Roberto, who has led a quiet, private life off the field, became more reclusive after the incident. He tried not to read newspapers or listen to TV and radio reports, and shied away from one-on-one interviews because he was scared of saying the wrong thing. "He got gun-shy," says John Boggs, Alomar's marketing agent, who handles his endorsements. "He thought the world was against him."
As he usually does, Alomar turned to his family. He calls his mother, Maria, in Puerto Rico regularly. He occasionally talks to his father, Sandy Sr., a former major league player and coach, about baseball. In the week after the run-in he called his folks more often than usual. "Where can you get better advice than from your parents?" he said last week. Alomar comes from a good family, a baseball family not unlike the Ripkens. Sandy Sr., who played 15 years in the big leagues, often brought Sandy Jr. and Roberto to the ballpark with him.
Alomar Sr. last played in 1978 and made a modest living in the game. When Roberto was a kid, the family's house in Puerto Rico was repossessed, which may have taught him the value of money. He is thrifty now, but, says Sandy Sr., he's very generous in helping his parents financially.
Sandy Jr. is considered one of the classiest players in the majors, and he's the more personable of the Alomar brothers. Sandy Jr. is married, Roberto is single. After the controversies with the Blue Jays last year, Sandy Sr. said Roberto "had a little growing up to do. Playing with [Orioles shortstop] Cal Ripken Jr. will help him grow up; Cal's the most disciplined player in the game."
After the incident with Hirschbeck, Sandy Sr. told Roberto "to play your game." However, Alomar wasn't able to do that until the ninth inning of Game 4. Before then, he had three soft singles in 15 at bats, hadn't been a factor defensively or on the bases, and hadn't played with his usual flair and emotion.

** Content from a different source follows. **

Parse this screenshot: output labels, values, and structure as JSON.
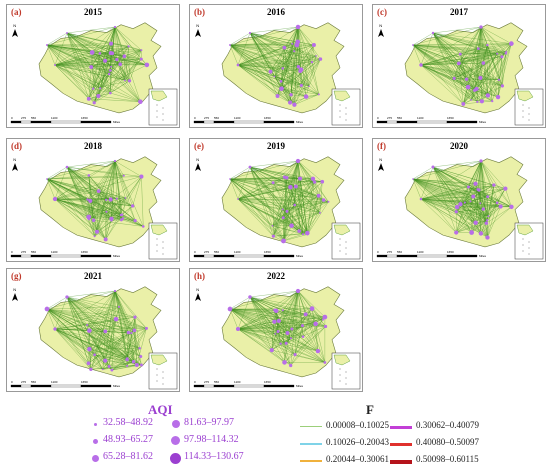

In short, he was not playing like the best second baseman the American League has seen in the last 50 years, which is what he is. Twice when he was called out on close plays, he didn't argue with the umpires but sheepishly walked off the field.

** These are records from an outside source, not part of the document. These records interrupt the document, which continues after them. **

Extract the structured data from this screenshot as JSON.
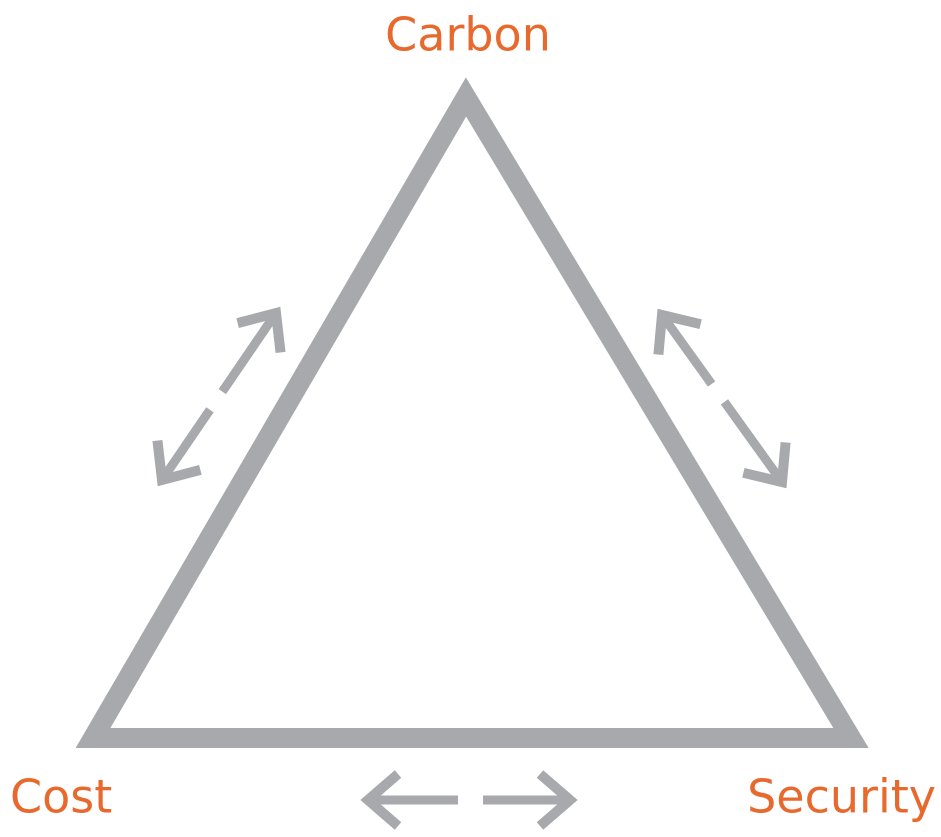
{
  "nodes": [
    {
      "label": "Carbon"
    },
    {
      "label": "Cost"
    },
    {
      "label": "Security"
    }
  ]
}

Then, in the ninth last Saturday, with two outs, runners on first and second and the Orioles trailing 3-2, he walked to the plate to yet another chorus of boos. The Indians' closer, Jose Mesa, was throwing in the mid-90s. The crowd was going wild. "At that time of day, between 4 and 4:45, you can't even see the ball because of the shadows," said Anderson. "I hit at that time [on Friday], and I popped out against Jack McDowell. It was one of the proudest at bats of my career, because I hit a ball that I couldn't see. There's zero visibility. They wouldn't let a plane take off from home plate at that hour."
On a 1-and-2 pitch, Alomar flared a single to left centerfield to score pinch runner Manny Alexander with the tying run. "I felt like a dagger went through my heart," Indians shortstop Omar Vizquel said after the game. In Alomar's next at bat, leading off the 12th, he smoked Mesa's 1-and-1 slider into the right-centerfield seats, giving Baltimore a 4-3 lead. Despite striking out a playoff-record 23 times in the game, Baltimore hung on to win and claim the right to meet the New York Yankees in the American League Championship Series. When the Orioles ran out of the dugout after the final out, they went to second base to celebrate around Alomar. Baseball's biggest villain had become a hero again.